Friday, 16 July 2010

TOUR DE FRANCE

I said in my blog on the Paris-Roubaix classic (11/4/10) that this year's third stage of the Tour de France on 6 July would be one to watch, since many of the favourites would be unfamiliar with the brutal cobblestones they would have to negotiate in the closing stages of a long day in the saddle.

That prediction turned out to be correct. For Frank Schleck, one of Saxo Bank's two captains and winner of the 10-day warm-up Tour de Suisse, the stage was terminal, since he crashed on the key pave section and broke his collarbone in three places. It was also a setback for Lance Armstrong, who punctured on the same section, possibly the first piece of really bad luck that the 39-year old has ever had at the Tour. On the other hand, pre-race favourite Alberto Contador came out of it quite well, coming home in the second group, despite being a small climber and breaking a spoke on his front wheel.
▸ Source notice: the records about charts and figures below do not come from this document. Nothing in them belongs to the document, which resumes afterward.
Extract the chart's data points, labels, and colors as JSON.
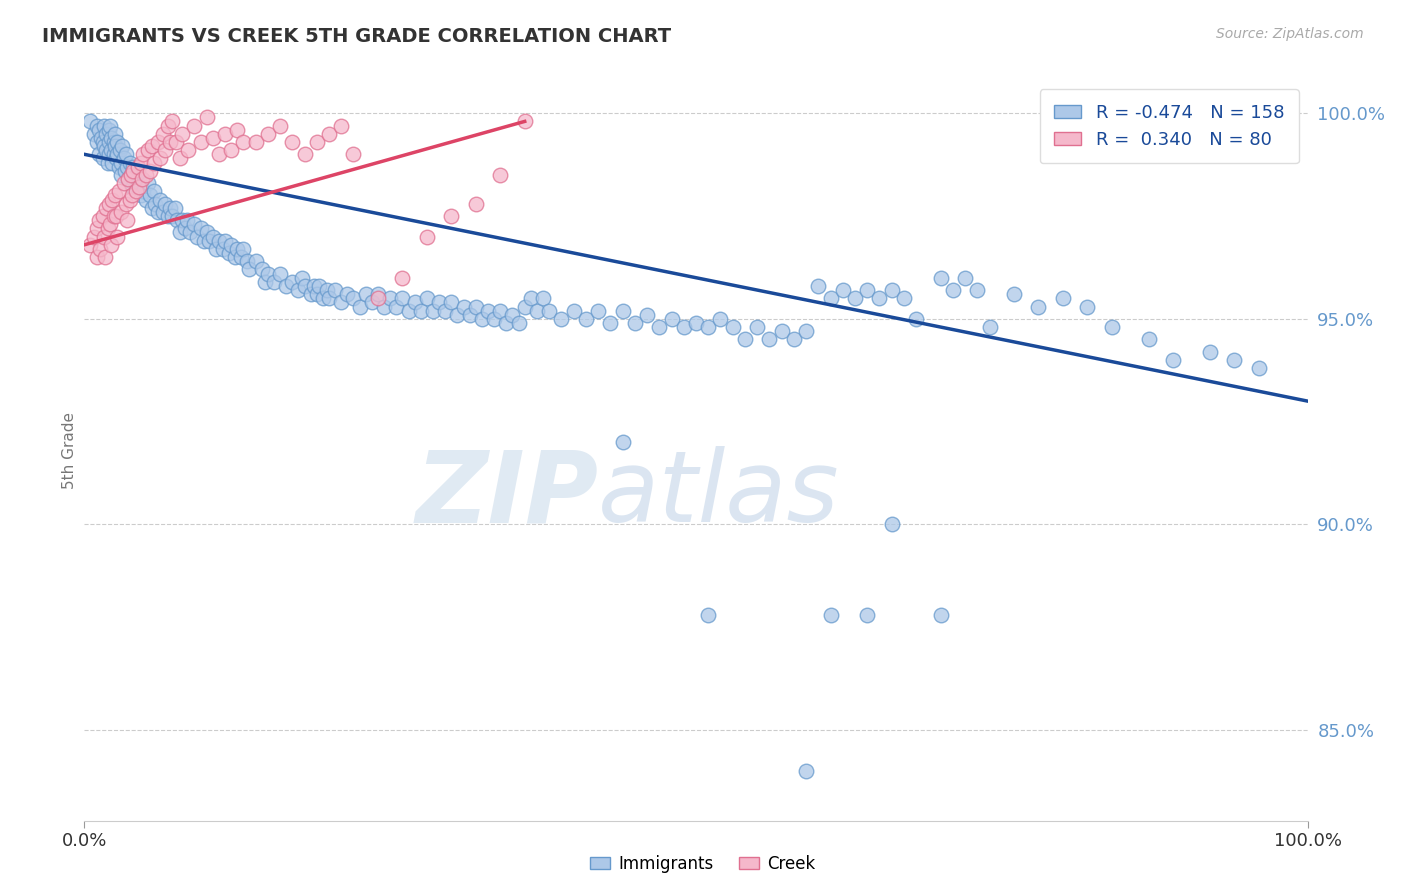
{
  "title": "IMMIGRANTS VS CREEK 5TH GRADE CORRELATION CHART",
  "source": "Source: ZipAtlas.com",
  "ylabel": "5th Grade",
  "xlim": [
    0.0,
    1.0
  ],
  "ylim": [
    0.828,
    1.008
  ],
  "yticks": [
    0.85,
    0.9,
    0.95,
    1.0
  ],
  "ytick_labels": [
    "85.0%",
    "90.0%",
    "95.0%",
    "100.0%"
  ],
  "xticks": [
    0.0,
    1.0
  ],
  "xtick_labels": [
    "0.0%",
    "100.0%"
  ],
  "immigrants_color": "#adc8e8",
  "creek_color": "#f5b8cb",
  "immigrants_edge": "#6699cc",
  "creek_edge": "#e07090",
  "immigrants_line_color": "#1a4a99",
  "creek_line_color": "#dd4466",
  "R_immigrants": -0.474,
  "N_immigrants": 158,
  "R_creek": 0.34,
  "N_creek": 80,
  "grid_color": "#cccccc",
  "legend_label_immigrants": "Immigrants",
  "legend_label_creek": "Creek",
  "background_color": "#ffffff",
  "imm_line_x0": 0.0,
  "imm_line_y0": 0.99,
  "imm_line_x1": 1.0,
  "imm_line_y1": 0.93,
  "creek_line_x0": 0.0,
  "creek_line_y0": 0.968,
  "creek_line_x1": 0.36,
  "creek_line_y1": 0.998,
  "immigrants_data": [
    [
      0.005,
      0.998
    ],
    [
      0.008,
      0.995
    ],
    [
      0.01,
      0.997
    ],
    [
      0.01,
      0.993
    ],
    [
      0.012,
      0.996
    ],
    [
      0.012,
      0.99
    ],
    [
      0.014,
      0.994
    ],
    [
      0.015,
      0.993
    ],
    [
      0.015,
      0.989
    ],
    [
      0.016,
      0.997
    ],
    [
      0.016,
      0.992
    ],
    [
      0.018,
      0.995
    ],
    [
      0.018,
      0.991
    ],
    [
      0.019,
      0.988
    ],
    [
      0.02,
      0.996
    ],
    [
      0.02,
      0.993
    ],
    [
      0.02,
      0.99
    ],
    [
      0.021,
      0.997
    ],
    [
      0.022,
      0.994
    ],
    [
      0.022,
      0.991
    ],
    [
      0.023,
      0.988
    ],
    [
      0.024,
      0.993
    ],
    [
      0.024,
      0.99
    ],
    [
      0.025,
      0.995
    ],
    [
      0.025,
      0.992
    ],
    [
      0.026,
      0.989
    ],
    [
      0.027,
      0.993
    ],
    [
      0.027,
      0.99
    ],
    [
      0.028,
      0.987
    ],
    [
      0.029,
      0.991
    ],
    [
      0.03,
      0.988
    ],
    [
      0.03,
      0.985
    ],
    [
      0.031,
      0.992
    ],
    [
      0.032,
      0.989
    ],
    [
      0.033,
      0.986
    ],
    [
      0.034,
      0.99
    ],
    [
      0.035,
      0.987
    ],
    [
      0.036,
      0.984
    ],
    [
      0.037,
      0.988
    ],
    [
      0.038,
      0.985
    ],
    [
      0.039,
      0.982
    ],
    [
      0.04,
      0.987
    ],
    [
      0.04,
      0.984
    ],
    [
      0.042,
      0.985
    ],
    [
      0.043,
      0.982
    ],
    [
      0.044,
      0.986
    ],
    [
      0.045,
      0.983
    ],
    [
      0.046,
      0.98
    ],
    [
      0.047,
      0.984
    ],
    [
      0.048,
      0.981
    ],
    [
      0.05,
      0.979
    ],
    [
      0.052,
      0.983
    ],
    [
      0.054,
      0.98
    ],
    [
      0.055,
      0.977
    ],
    [
      0.057,
      0.981
    ],
    [
      0.058,
      0.978
    ],
    [
      0.06,
      0.976
    ],
    [
      0.062,
      0.979
    ],
    [
      0.064,
      0.976
    ],
    [
      0.066,
      0.978
    ],
    [
      0.068,
      0.975
    ],
    [
      0.07,
      0.977
    ],
    [
      0.072,
      0.975
    ],
    [
      0.074,
      0.977
    ],
    [
      0.076,
      0.974
    ],
    [
      0.078,
      0.971
    ],
    [
      0.08,
      0.974
    ],
    [
      0.082,
      0.972
    ],
    [
      0.084,
      0.974
    ],
    [
      0.086,
      0.971
    ],
    [
      0.09,
      0.973
    ],
    [
      0.092,
      0.97
    ],
    [
      0.095,
      0.972
    ],
    [
      0.098,
      0.969
    ],
    [
      0.1,
      0.971
    ],
    [
      0.102,
      0.969
    ],
    [
      0.105,
      0.97
    ],
    [
      0.108,
      0.967
    ],
    [
      0.11,
      0.969
    ],
    [
      0.113,
      0.967
    ],
    [
      0.115,
      0.969
    ],
    [
      0.118,
      0.966
    ],
    [
      0.12,
      0.968
    ],
    [
      0.123,
      0.965
    ],
    [
      0.125,
      0.967
    ],
    [
      0.128,
      0.965
    ],
    [
      0.13,
      0.967
    ],
    [
      0.133,
      0.964
    ],
    [
      0.135,
      0.962
    ],
    [
      0.14,
      0.964
    ],
    [
      0.145,
      0.962
    ],
    [
      0.148,
      0.959
    ],
    [
      0.15,
      0.961
    ],
    [
      0.155,
      0.959
    ],
    [
      0.16,
      0.961
    ],
    [
      0.165,
      0.958
    ],
    [
      0.17,
      0.959
    ],
    [
      0.175,
      0.957
    ],
    [
      0.178,
      0.96
    ],
    [
      0.18,
      0.958
    ],
    [
      0.185,
      0.956
    ],
    [
      0.188,
      0.958
    ],
    [
      0.19,
      0.956
    ],
    [
      0.192,
      0.958
    ],
    [
      0.195,
      0.955
    ],
    [
      0.198,
      0.957
    ],
    [
      0.2,
      0.955
    ],
    [
      0.205,
      0.957
    ],
    [
      0.21,
      0.954
    ],
    [
      0.215,
      0.956
    ],
    [
      0.22,
      0.955
    ],
    [
      0.225,
      0.953
    ],
    [
      0.23,
      0.956
    ],
    [
      0.235,
      0.954
    ],
    [
      0.24,
      0.956
    ],
    [
      0.245,
      0.953
    ],
    [
      0.25,
      0.955
    ],
    [
      0.255,
      0.953
    ],
    [
      0.26,
      0.955
    ],
    [
      0.265,
      0.952
    ],
    [
      0.27,
      0.954
    ],
    [
      0.275,
      0.952
    ],
    [
      0.28,
      0.955
    ],
    [
      0.285,
      0.952
    ],
    [
      0.29,
      0.954
    ],
    [
      0.295,
      0.952
    ],
    [
      0.3,
      0.954
    ],
    [
      0.305,
      0.951
    ],
    [
      0.31,
      0.953
    ],
    [
      0.315,
      0.951
    ],
    [
      0.32,
      0.953
    ],
    [
      0.325,
      0.95
    ],
    [
      0.33,
      0.952
    ],
    [
      0.335,
      0.95
    ],
    [
      0.34,
      0.952
    ],
    [
      0.345,
      0.949
    ],
    [
      0.35,
      0.951
    ],
    [
      0.355,
      0.949
    ],
    [
      0.36,
      0.953
    ],
    [
      0.365,
      0.955
    ],
    [
      0.37,
      0.952
    ],
    [
      0.375,
      0.955
    ],
    [
      0.38,
      0.952
    ],
    [
      0.39,
      0.95
    ],
    [
      0.4,
      0.952
    ],
    [
      0.41,
      0.95
    ],
    [
      0.42,
      0.952
    ],
    [
      0.43,
      0.949
    ],
    [
      0.44,
      0.952
    ],
    [
      0.45,
      0.949
    ],
    [
      0.46,
      0.951
    ],
    [
      0.47,
      0.948
    ],
    [
      0.48,
      0.95
    ],
    [
      0.49,
      0.948
    ],
    [
      0.5,
      0.949
    ],
    [
      0.51,
      0.948
    ],
    [
      0.52,
      0.95
    ],
    [
      0.53,
      0.948
    ],
    [
      0.54,
      0.945
    ],
    [
      0.55,
      0.948
    ],
    [
      0.56,
      0.945
    ],
    [
      0.57,
      0.947
    ],
    [
      0.58,
      0.945
    ],
    [
      0.59,
      0.947
    ],
    [
      0.6,
      0.958
    ],
    [
      0.61,
      0.955
    ],
    [
      0.62,
      0.957
    ],
    [
      0.63,
      0.955
    ],
    [
      0.64,
      0.957
    ],
    [
      0.65,
      0.955
    ],
    [
      0.66,
      0.957
    ],
    [
      0.67,
      0.955
    ],
    [
      0.68,
      0.95
    ],
    [
      0.7,
      0.96
    ],
    [
      0.71,
      0.957
    ],
    [
      0.72,
      0.96
    ],
    [
      0.73,
      0.957
    ],
    [
      0.74,
      0.948
    ],
    [
      0.44,
      0.92
    ],
    [
      0.51,
      0.878
    ],
    [
      0.59,
      0.84
    ],
    [
      0.61,
      0.878
    ],
    [
      0.64,
      0.878
    ],
    [
      0.66,
      0.9
    ],
    [
      0.7,
      0.878
    ],
    [
      0.76,
      0.956
    ],
    [
      0.78,
      0.953
    ],
    [
      0.8,
      0.955
    ],
    [
      0.82,
      0.953
    ],
    [
      0.84,
      0.948
    ],
    [
      0.87,
      0.945
    ],
    [
      0.89,
      0.94
    ],
    [
      0.92,
      0.942
    ],
    [
      0.94,
      0.94
    ],
    [
      0.96,
      0.938
    ],
    [
      0.97,
      0.998
    ]
  ],
  "creek_data": [
    [
      0.005,
      0.968
    ],
    [
      0.008,
      0.97
    ],
    [
      0.01,
      0.972
    ],
    [
      0.01,
      0.965
    ],
    [
      0.012,
      0.974
    ],
    [
      0.013,
      0.967
    ],
    [
      0.015,
      0.975
    ],
    [
      0.016,
      0.97
    ],
    [
      0.017,
      0.965
    ],
    [
      0.018,
      0.977
    ],
    [
      0.019,
      0.972
    ],
    [
      0.02,
      0.978
    ],
    [
      0.021,
      0.973
    ],
    [
      0.022,
      0.968
    ],
    [
      0.023,
      0.979
    ],
    [
      0.024,
      0.975
    ],
    [
      0.025,
      0.98
    ],
    [
      0.026,
      0.975
    ],
    [
      0.027,
      0.97
    ],
    [
      0.028,
      0.981
    ],
    [
      0.03,
      0.976
    ],
    [
      0.032,
      0.983
    ],
    [
      0.034,
      0.978
    ],
    [
      0.035,
      0.974
    ],
    [
      0.036,
      0.984
    ],
    [
      0.037,
      0.979
    ],
    [
      0.038,
      0.985
    ],
    [
      0.039,
      0.98
    ],
    [
      0.04,
      0.986
    ],
    [
      0.042,
      0.981
    ],
    [
      0.044,
      0.987
    ],
    [
      0.045,
      0.982
    ],
    [
      0.046,
      0.988
    ],
    [
      0.047,
      0.984
    ],
    [
      0.048,
      0.99
    ],
    [
      0.05,
      0.985
    ],
    [
      0.052,
      0.991
    ],
    [
      0.054,
      0.986
    ],
    [
      0.055,
      0.992
    ],
    [
      0.057,
      0.988
    ],
    [
      0.06,
      0.993
    ],
    [
      0.062,
      0.989
    ],
    [
      0.064,
      0.995
    ],
    [
      0.066,
      0.991
    ],
    [
      0.068,
      0.997
    ],
    [
      0.07,
      0.993
    ],
    [
      0.072,
      0.998
    ],
    [
      0.075,
      0.993
    ],
    [
      0.078,
      0.989
    ],
    [
      0.08,
      0.995
    ],
    [
      0.085,
      0.991
    ],
    [
      0.09,
      0.997
    ],
    [
      0.095,
      0.993
    ],
    [
      0.1,
      0.999
    ],
    [
      0.105,
      0.994
    ],
    [
      0.11,
      0.99
    ],
    [
      0.115,
      0.995
    ],
    [
      0.12,
      0.991
    ],
    [
      0.125,
      0.996
    ],
    [
      0.13,
      0.993
    ],
    [
      0.14,
      0.993
    ],
    [
      0.15,
      0.995
    ],
    [
      0.16,
      0.997
    ],
    [
      0.17,
      0.993
    ],
    [
      0.18,
      0.99
    ],
    [
      0.19,
      0.993
    ],
    [
      0.2,
      0.995
    ],
    [
      0.21,
      0.997
    ],
    [
      0.22,
      0.99
    ],
    [
      0.24,
      0.955
    ],
    [
      0.26,
      0.96
    ],
    [
      0.28,
      0.97
    ],
    [
      0.3,
      0.975
    ],
    [
      0.32,
      0.978
    ],
    [
      0.34,
      0.985
    ],
    [
      0.36,
      0.998
    ]
  ]
}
However, the real winner was Frank Schleck's younger brother and co-captain Andy. After a disappointing opening time trial in Rotterdam, where he lost nearly a minute in just under 9km, Saxo Bank's tactical plan for the first week had to work to perfection. It did. Fabian Cancellara took the yellow jersey on the opening day by blasting the prologue in 10 minutes flat. Then this year's dominant cobblestone rider led his teammate at full gas onto the pave sections, Schleck's job being to hang onto his wheel and hope for the best. By the end of the day, Schleck was ahead of all his main rivals with the exception of world champion Cadel Evans. But when Evans spectacularly cracked on the Col de la Madeleine on the second Alpine stage while wearing the yellow jersey, Andy Schleck took over.

The key battle is now between Schleck and Contador, currently 31 seconds behind. They have each beaten the other by ten seconds on uphill stages, so it will all come down to four mountain stages in the Pyrenees this weekend and early next week. Contador is undoubtedly the better time-trialler, so Schleck will need to be further ahead, at least a minute more and probably two, before the 52km time trial on the penultimate stage next Saturday. So those mountain stages could be fireworks.

We also shouldn't rule out good time triallers like Denis Menchov, despite his already being nearly three minutes down (others are further back). This year's Tour has been held under incredibly hot weather, which is brutally debilitating over the course of three weeks; and it only takes one bad day to ruin a rider's chances. Evans lost 8 minutes on stage 9; and Armstrong was forced to concede an eye-popping 12 minutes on the previous stage to Morzine-Avoriaz. The Tour is not over by any means.